Coton Bt au Burkina Faso: Faut-il craindre le pire ?

Dans notre précédente édition, celle n°10 du 15 février 2016, nous titrions dans notre éditorial « Arrêt du coton Bt au Burkina : Plutôt une réduction ! ». La situation à l’heure actuelle du coton transgénique est plus qu’inquiétante comme nous le redoutions. En effet, le mardi 23 février 2016, une réunion de l’Association interprofessionnelle du coton du Burkina (AICB) s’est tenue pour se prononcer sur la question de savoir si notre pays devait poursuivre l’aventure avec le coton transgénique ou simplement signer son arrêt de mort. Ce qui résonnera à la face du monde comme un échec cuisant des biotechnologies au Burkina Faso. Le Pays des hommes intègres, applaudi hier comme un des rares pays à la pointe de la technologie Bt, sera désormais pointé du doigt comme un mauvais exemple. Mais que s’est-il passé pour qu’on en arrive à cette situation délétère, inflammable et pratiquement explosive quand on sait que la réunion de l’AICB aurait accouché d’une souris, les participants s’en remettant désormais à l’Exécutif pour trancher?
Les débats autour de la longueur de la fibre du coton Bt qui causerait d’énormes pertes à nos sociétés cotonnières cristallisent aujourd’hui la tension entre les partenaires d’hier, Et si nos sociétés et la firme Monsanto gagneraient donc à trouver une réponse concertée adéquate au problème de la fibre que de se livrer à une querelle inutile et inopportune en pleine tempête. Dans cette histoire, chaque acteur doit assumer sa part de responsabilité ; car si on célébrait le requiem de la technologie ici au Faso, c’est la filière que l’on risque d’enterrer. L’élément diffusé par la Télévision nationale (RTB), avec des interviews de producteurs de coton le mardi, jour de la rencontre de l’AICB, protestant vigoureusement contre l’arrêt de l’or blanc transgénique, est révélateur d’une sérieuse division au sein de l’Union nationale des producteurs de coton du Burkina (UNPCB) dont la tête est déjà souffrante. Et cela est aussi valable pour les autres organisations et structures étatiques.
A l’étape actuelle des choses, il serait judicieux, et nous pesons bien nos mots, -tout en assumant-, de travailler à équilibrer les cultures conventionnelles et transgéniques de manière à éviter des violences, des frustrations de part et de d’autre, pour que la stabilité de notre pays ne soit pas une fois éprouvée. Des interrogations méritent d’être posées : Que cache réellement le désir de certains d’en venir à bout du coton Bt ? Est-ce que des enjeux personnels, économiques, financiers ne justifient-ils pas une certaine récupération de la mauvaise santé de la fibre burkinabè? Et qui peut nous assurer que les Européens, qui sont en train d’expérimenter la biotechnologie moderne au Cameroun, ne viendront pas occuper le terrain, après le départ de la firme américaine Monsanto si celle-ci venait à être boutée hors du Burkina Faso? Ce qui est sûr, il faut une prise de décision responsable qui permette des arrangements avantageux pour tous plutôt que de remettre en question les nombreux acquis de notre pays en matière de biotechnologie moderne. Vivement donc une issue heureuse à cette affaire !
Cyr Payim Ouédraogo

Bt Cotton in Burkina Faso: Should we fear the worst?
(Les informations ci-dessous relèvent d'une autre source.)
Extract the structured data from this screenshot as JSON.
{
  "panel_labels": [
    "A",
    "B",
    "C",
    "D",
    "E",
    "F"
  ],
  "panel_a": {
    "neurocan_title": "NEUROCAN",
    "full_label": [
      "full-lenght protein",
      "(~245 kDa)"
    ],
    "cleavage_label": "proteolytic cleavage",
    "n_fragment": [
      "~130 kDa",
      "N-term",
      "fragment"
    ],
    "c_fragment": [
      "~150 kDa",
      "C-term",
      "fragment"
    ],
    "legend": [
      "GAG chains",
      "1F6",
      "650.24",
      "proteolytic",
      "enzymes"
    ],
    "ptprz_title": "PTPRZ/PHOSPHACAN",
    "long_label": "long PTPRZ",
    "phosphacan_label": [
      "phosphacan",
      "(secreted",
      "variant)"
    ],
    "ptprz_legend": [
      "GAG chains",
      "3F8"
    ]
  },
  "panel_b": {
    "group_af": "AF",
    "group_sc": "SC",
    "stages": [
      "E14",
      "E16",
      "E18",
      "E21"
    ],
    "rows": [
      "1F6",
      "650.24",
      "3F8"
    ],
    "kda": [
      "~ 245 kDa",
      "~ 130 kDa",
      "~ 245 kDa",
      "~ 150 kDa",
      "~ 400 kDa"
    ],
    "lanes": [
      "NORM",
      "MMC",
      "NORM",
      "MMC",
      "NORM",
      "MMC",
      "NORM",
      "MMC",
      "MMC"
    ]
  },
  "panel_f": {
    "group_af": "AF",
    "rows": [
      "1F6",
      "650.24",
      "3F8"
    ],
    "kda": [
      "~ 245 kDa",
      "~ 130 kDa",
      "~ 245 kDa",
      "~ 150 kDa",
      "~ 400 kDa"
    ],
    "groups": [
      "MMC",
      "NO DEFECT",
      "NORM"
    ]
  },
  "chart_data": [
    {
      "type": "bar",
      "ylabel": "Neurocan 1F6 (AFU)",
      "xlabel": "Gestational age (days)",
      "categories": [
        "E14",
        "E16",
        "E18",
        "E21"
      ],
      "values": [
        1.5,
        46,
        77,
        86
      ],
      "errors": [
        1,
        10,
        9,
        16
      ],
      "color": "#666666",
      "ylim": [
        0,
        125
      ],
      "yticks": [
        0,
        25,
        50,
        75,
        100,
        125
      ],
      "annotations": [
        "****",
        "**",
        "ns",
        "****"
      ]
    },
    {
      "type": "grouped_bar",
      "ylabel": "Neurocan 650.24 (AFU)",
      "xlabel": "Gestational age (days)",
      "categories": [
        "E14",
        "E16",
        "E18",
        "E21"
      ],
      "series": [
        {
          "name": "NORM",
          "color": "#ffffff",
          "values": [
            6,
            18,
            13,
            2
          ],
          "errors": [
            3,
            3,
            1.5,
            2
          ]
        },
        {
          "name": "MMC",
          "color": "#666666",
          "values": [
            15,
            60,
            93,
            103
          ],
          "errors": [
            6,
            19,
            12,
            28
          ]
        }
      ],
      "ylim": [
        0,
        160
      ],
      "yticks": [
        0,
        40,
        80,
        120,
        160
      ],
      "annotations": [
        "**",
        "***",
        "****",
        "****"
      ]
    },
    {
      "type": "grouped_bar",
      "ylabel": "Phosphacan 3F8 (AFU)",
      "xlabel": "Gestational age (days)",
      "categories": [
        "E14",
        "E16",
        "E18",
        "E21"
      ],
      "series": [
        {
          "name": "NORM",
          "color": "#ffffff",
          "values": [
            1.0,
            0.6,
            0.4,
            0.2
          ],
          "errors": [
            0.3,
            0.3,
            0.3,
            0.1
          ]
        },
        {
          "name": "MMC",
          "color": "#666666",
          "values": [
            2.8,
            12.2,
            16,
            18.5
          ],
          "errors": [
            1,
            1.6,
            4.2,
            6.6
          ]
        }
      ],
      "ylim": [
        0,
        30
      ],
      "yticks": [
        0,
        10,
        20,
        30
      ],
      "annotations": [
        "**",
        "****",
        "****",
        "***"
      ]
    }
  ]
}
In the previous edition, number 10, of the February 15th, the editorial was called “Bt Cotton’ stopping in Burkina: More a reduction”. The current cotton transgenic ‘situation is very stressing. Indeed February 23rd 2016, a meeting happened with the professional of Burkinabe’s cotton association (AICB) to answer to the question “does Burkina should continue the farming of transgenic cotton”. But it seems like a big failure of biotechnologies in Burkina Faso. Considered as country at the top yesterday, he could be pointed as bad example tomorrow. Therefore, what happened to get this explosive situation? Now that’s the government who has to decide if yes or not the farming of transgenic cotton can keeping on.
The debate around fiber’s cotton’s length causes heavy lost for the cotton’s company and creates tension with old partner. The company Monsanto and the society should agree on a program rather than fight over who is responsible of what. In this story everyone have to take on his responsibilities. Because, it feel like we are going to destroy all this technology which were so promising. The documentary seen on national television (RTB), showing producers protesting against farming stoppage, reveled serious fracture between the members of the national cotton’s producers of Burkina union (UNPCB). And this happened in all this kind of organization. Now it seems essential to balance conventional and transgenic culture to avoid violence, and frustration, to keep stability in our country. What people who want to stop transgenic cotton really expect? If Monsanto leave the country, does any European country would like to take its place? We have to take a responsible decision. We need a fair verdict for everyone rather than destroy years of technology research. So we are hoping for a happy ending!